I crawled out of bed careful not to wake my younger sisters in the next room. Mom and Dad left the house at four thirty to drive down to LA for my aunt’s surgery, so it fell to me to get the girls going before their morning classes and I had to leave.

My work clothes were in the washing machine, I needed to make lunch, and my I-need-coffee -right-now-or-I-might-die headache was just getting started. This only served to remind me that I was not drinking coffee.

By five forty I had done everything I could think of, so I did what any sane person would do. I took my glass of water, iPad, and curled back up in bed The girls were going to need breakfast before seven, so Annie would have time to milk the goat before her class. Fortunately the odor of rotting fish kept me awake until it was time to get the girls up.

Still in my pajamas, I found last night’s leftovers and put them in the oven. This would be odd if it were not a quiche. I threw together my gluten free protein packed lunch of a rice cake with peanut butter and a fruit ‘n nut bar I made yesterday. Just as I finished, the washing machine door clicked unlocked signaling a clean fresh load of laundry.

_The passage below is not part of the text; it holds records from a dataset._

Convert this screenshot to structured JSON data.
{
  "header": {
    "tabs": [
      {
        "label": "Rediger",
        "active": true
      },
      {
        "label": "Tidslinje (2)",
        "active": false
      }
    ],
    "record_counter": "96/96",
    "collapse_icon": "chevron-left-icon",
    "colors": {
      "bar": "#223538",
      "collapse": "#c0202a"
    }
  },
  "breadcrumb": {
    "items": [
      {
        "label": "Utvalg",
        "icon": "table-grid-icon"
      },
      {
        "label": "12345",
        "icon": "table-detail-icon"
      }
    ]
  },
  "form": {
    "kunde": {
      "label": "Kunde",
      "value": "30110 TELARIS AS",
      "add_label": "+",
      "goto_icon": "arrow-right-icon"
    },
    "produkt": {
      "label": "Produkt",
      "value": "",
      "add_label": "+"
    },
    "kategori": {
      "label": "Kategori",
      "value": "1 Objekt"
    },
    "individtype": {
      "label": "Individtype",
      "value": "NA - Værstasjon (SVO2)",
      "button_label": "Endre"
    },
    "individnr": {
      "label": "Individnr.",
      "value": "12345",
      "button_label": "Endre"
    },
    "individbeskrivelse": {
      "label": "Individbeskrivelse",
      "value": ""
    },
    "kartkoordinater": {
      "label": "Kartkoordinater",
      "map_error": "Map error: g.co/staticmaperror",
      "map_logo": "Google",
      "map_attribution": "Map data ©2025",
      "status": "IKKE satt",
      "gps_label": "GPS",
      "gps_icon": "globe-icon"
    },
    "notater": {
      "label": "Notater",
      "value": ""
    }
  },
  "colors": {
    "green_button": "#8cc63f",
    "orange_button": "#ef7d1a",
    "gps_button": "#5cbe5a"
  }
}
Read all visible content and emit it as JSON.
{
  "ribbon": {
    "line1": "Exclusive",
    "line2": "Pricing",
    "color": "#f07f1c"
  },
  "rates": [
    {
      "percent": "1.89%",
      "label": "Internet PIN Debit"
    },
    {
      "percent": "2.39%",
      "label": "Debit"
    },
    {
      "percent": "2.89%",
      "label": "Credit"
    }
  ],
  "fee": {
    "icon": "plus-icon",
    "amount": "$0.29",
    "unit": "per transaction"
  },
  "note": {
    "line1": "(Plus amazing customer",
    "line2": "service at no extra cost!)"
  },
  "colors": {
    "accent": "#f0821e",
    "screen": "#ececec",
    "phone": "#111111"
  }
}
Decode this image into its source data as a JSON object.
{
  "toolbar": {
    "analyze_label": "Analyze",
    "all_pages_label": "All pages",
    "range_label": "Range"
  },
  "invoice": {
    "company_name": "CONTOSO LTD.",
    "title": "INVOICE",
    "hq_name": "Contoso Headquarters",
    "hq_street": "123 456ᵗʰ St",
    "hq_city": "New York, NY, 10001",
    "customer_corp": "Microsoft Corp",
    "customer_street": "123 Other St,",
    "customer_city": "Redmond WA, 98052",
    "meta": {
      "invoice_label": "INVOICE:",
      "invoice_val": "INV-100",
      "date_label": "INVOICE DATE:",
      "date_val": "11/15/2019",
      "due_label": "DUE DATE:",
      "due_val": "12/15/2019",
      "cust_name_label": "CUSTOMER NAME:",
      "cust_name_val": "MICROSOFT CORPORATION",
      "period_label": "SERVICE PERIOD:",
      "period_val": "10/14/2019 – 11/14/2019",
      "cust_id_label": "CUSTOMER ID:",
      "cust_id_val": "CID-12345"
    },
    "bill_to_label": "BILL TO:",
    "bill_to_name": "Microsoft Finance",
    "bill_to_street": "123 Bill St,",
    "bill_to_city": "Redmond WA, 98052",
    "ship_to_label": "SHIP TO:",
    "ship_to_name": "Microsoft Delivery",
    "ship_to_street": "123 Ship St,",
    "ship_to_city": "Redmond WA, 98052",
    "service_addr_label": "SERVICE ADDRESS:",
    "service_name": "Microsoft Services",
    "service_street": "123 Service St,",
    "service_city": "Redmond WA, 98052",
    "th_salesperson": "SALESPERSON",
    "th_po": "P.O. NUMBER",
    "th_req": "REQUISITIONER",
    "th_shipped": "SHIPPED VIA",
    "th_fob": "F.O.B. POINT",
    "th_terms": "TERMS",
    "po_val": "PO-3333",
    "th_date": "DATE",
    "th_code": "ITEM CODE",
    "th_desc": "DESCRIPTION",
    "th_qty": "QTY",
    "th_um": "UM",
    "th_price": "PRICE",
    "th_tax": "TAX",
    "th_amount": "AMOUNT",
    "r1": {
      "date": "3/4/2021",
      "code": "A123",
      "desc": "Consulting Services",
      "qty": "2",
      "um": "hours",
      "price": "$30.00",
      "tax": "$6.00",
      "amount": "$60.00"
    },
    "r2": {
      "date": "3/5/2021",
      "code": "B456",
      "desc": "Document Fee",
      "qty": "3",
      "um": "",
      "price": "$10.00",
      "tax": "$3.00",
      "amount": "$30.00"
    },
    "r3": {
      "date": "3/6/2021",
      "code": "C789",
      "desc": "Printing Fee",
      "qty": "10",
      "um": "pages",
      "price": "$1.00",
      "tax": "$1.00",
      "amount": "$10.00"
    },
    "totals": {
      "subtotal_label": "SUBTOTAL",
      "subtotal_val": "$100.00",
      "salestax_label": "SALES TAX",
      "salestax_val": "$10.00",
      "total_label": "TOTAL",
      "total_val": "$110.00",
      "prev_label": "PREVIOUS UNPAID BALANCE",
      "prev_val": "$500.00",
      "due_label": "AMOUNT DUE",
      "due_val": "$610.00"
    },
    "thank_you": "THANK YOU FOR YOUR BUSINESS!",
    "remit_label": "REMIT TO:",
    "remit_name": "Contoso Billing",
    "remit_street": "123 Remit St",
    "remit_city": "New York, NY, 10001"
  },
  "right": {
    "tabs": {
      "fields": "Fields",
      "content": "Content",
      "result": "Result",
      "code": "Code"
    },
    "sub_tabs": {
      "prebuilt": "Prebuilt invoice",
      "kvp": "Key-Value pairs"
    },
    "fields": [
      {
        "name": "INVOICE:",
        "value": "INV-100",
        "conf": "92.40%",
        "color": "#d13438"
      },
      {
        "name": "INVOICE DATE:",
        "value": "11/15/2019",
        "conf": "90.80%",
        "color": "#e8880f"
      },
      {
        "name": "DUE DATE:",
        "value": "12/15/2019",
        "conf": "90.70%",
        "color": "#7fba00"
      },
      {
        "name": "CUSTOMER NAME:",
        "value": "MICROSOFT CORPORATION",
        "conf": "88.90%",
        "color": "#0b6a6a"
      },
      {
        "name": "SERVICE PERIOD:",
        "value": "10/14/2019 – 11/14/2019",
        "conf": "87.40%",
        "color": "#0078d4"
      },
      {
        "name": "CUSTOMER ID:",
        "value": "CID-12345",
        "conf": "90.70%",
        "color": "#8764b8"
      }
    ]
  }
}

Gathering my glass of ginger tea and my iPad with news of underwear bombs lighting up the screen, I grabbed my work clothes and ran to wake my sisters up.


I slid my hand down the shovel’s handle one last time as I scanned the forty seven holes in the second row of tomatoes. A sting had been growing in my hand for the last several holes and I  was curious to see how many blisters I had today.
Lori called from the far end of the row where she had started planting, “Hey Kate, do you think the holes are too close together?”
I ran down to her spot checking the drip line and the holes. The emitters were closer together on this line than on the other.”A little. We have forty seven holes in this one and only thirty eight in the last one.”
“I think I’ll just go with it. It’s not that many more.”
Lori pulled another large tomato plant out of the wheel barrow and emptied it into the foot or so deep hole covered in compost.
“I think I need to take a break.”
“Do you need to plant for a bit?”
“Not unless you want me to. I need water and food.” My stomach had started rumbling at ten and it was almost eleven.
“Ok, I’m thinking we will finish the two rows today and tomorrow you can finish the rest after picking lettuce and strawberries.”
“Sounds good.” I grabbed the second wheel barrow. “I’ll take this up and refill it with compost after I eat.”
I love Lori’s farm. It was hard, hot and exhausting work, but knowing that food was growing made the weeding, hole digging, and compounding tiredness worth it.
By one we had finished the two rows and while Lori went to a wedding planning session with a new bride hoping to use the farm, I picked up the scattered boxes, tags, and tools we had been using. The hot afternoon was broken up by a cool breeze chilling the sweat on my neck.
Mom wanted to make pizza for dinner, so I ran by the grocery on my way home. This wouldn’t be frustrating if I hadn’t been covered from head to toe in dirt. Quick changing while driving was my only option. I unbuttoned and peeled off the sweat stained checkered shirt I had worn every day for the last month. I didn’t have any other work shirts and my tan was already too dark by my mother’s standards. The dark blue racer back tank would have to do. My cargo pants were hopeless, so I smudged the dirt evenly over my face, pulled my hair out of it’s braid, and ran in hoping no one I knew would see me.